A decade after their diagnosis, 82 per cent of the breast cancer patients on the low-fat diet were still alive, compared with 78 per cent in the control group.
For women on the low-fat diet who developed breast cancer, this translated into a 22 per cent lower risk of death during the study, and these women typically didn’t succeed at reducing fat consumption by the amount suggested in the diet experiment.

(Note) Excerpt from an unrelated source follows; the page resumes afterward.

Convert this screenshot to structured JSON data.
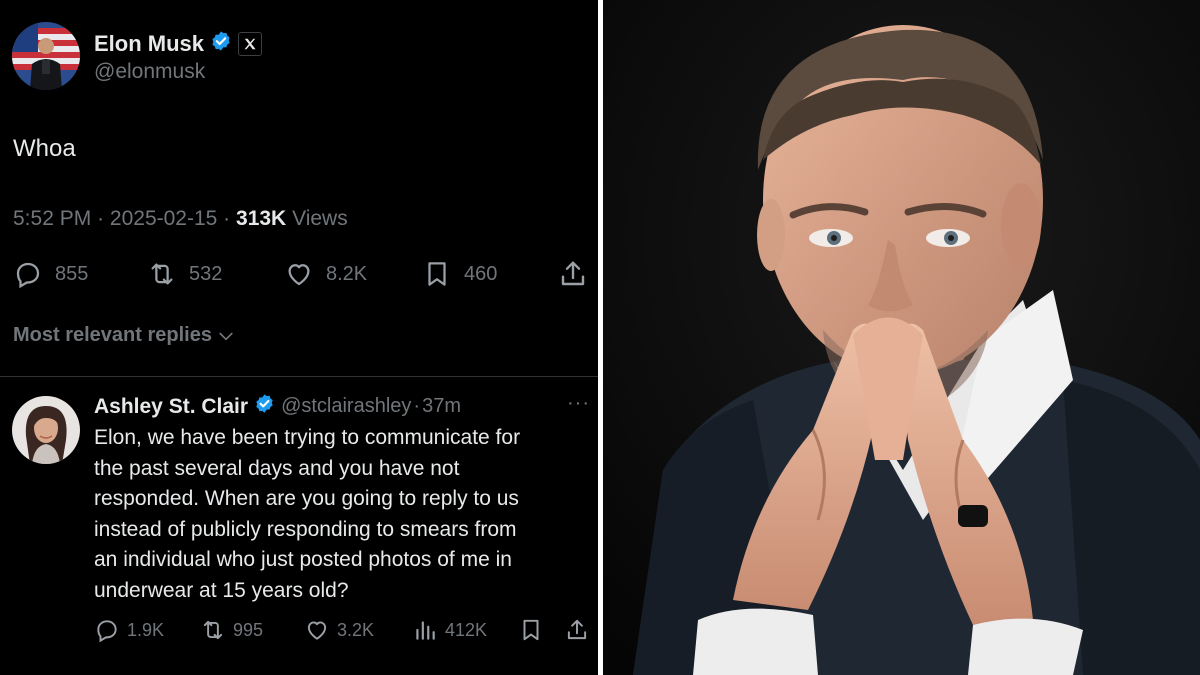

“Decades ago, comparison of country-to-country differences in fat intake found countries with higher fat intake like the U.S. and most of Western Europe had higher breast cancer mortality, but subsequent observational studies have had inconsistent results,” said lead study author Dr Rowan Chlebowski of City of Hope National Medical Center in Duarte, California.
The WHI dietary modification trial is the only full-scale randomized trial addressing this issue,” Chlebowski said.
The main goal of the diet experiment was to get women to change their eating habits, not to count calories or lose weight.
Women assigned to change their diets had a series of group and individual counselling sessions with certified nutritionists over the first year of the program, followed by group sessions four times a year for the remainder of the experiment.
After one year, women in the diet group got about 24 per cent of their calories from fat compared with 35 per cent fat in other participants’ diets. While weight loss wasn’t a goal, women in the diet group weighted about 2.2 kilograms (4.9 pounds) less than other participants.
While the diet experiment was on-going, 671 women in the diet group and 1,093 who didn’t alter their eating habits developed breast cancer. This difference was too small to rule out the possibility that it was due to chance.
But women on the low-fat diet were less likely to develop certain hard-to-treat tumours.
One limitation of the study is that researchers relied on women to accurately describe their eating habits in questionnaires, the researchers note in JAMA Oncology. Another drawback is that women in the diet group managed only minimal increases in their consumption of fruits, vegetables and whole grains.
Because women in the low-fat diet group did lose weight relative to other participants, it’s also possible that weight rather than the fat content of the diet might explain the differences in cancer survival odds, said Dr Graham Colditz, a researcher at Washington University School of Medicine in St. Louis, Missouri, who wasn’t part of the study.
“For lowering breast cancer risk – and cancer risk overall – the most important part of diet is to keep calories in check,” Colditz said by email. “Weight gain and obesity is an important risk factor for postmenopausal breast cancer – and 12 other cancers.”
Not all fat is created equal, either.
“There is no evidence that total fat intake affects the risk of breast cancer,” Colditz said. “There is growing evidence, however, suggesting that type of fat could be important, with diets rich in polyunsaturated and monounsaturated fats possibly lowering risk, and those higher in saturated and animal fats possibly increasing risk.”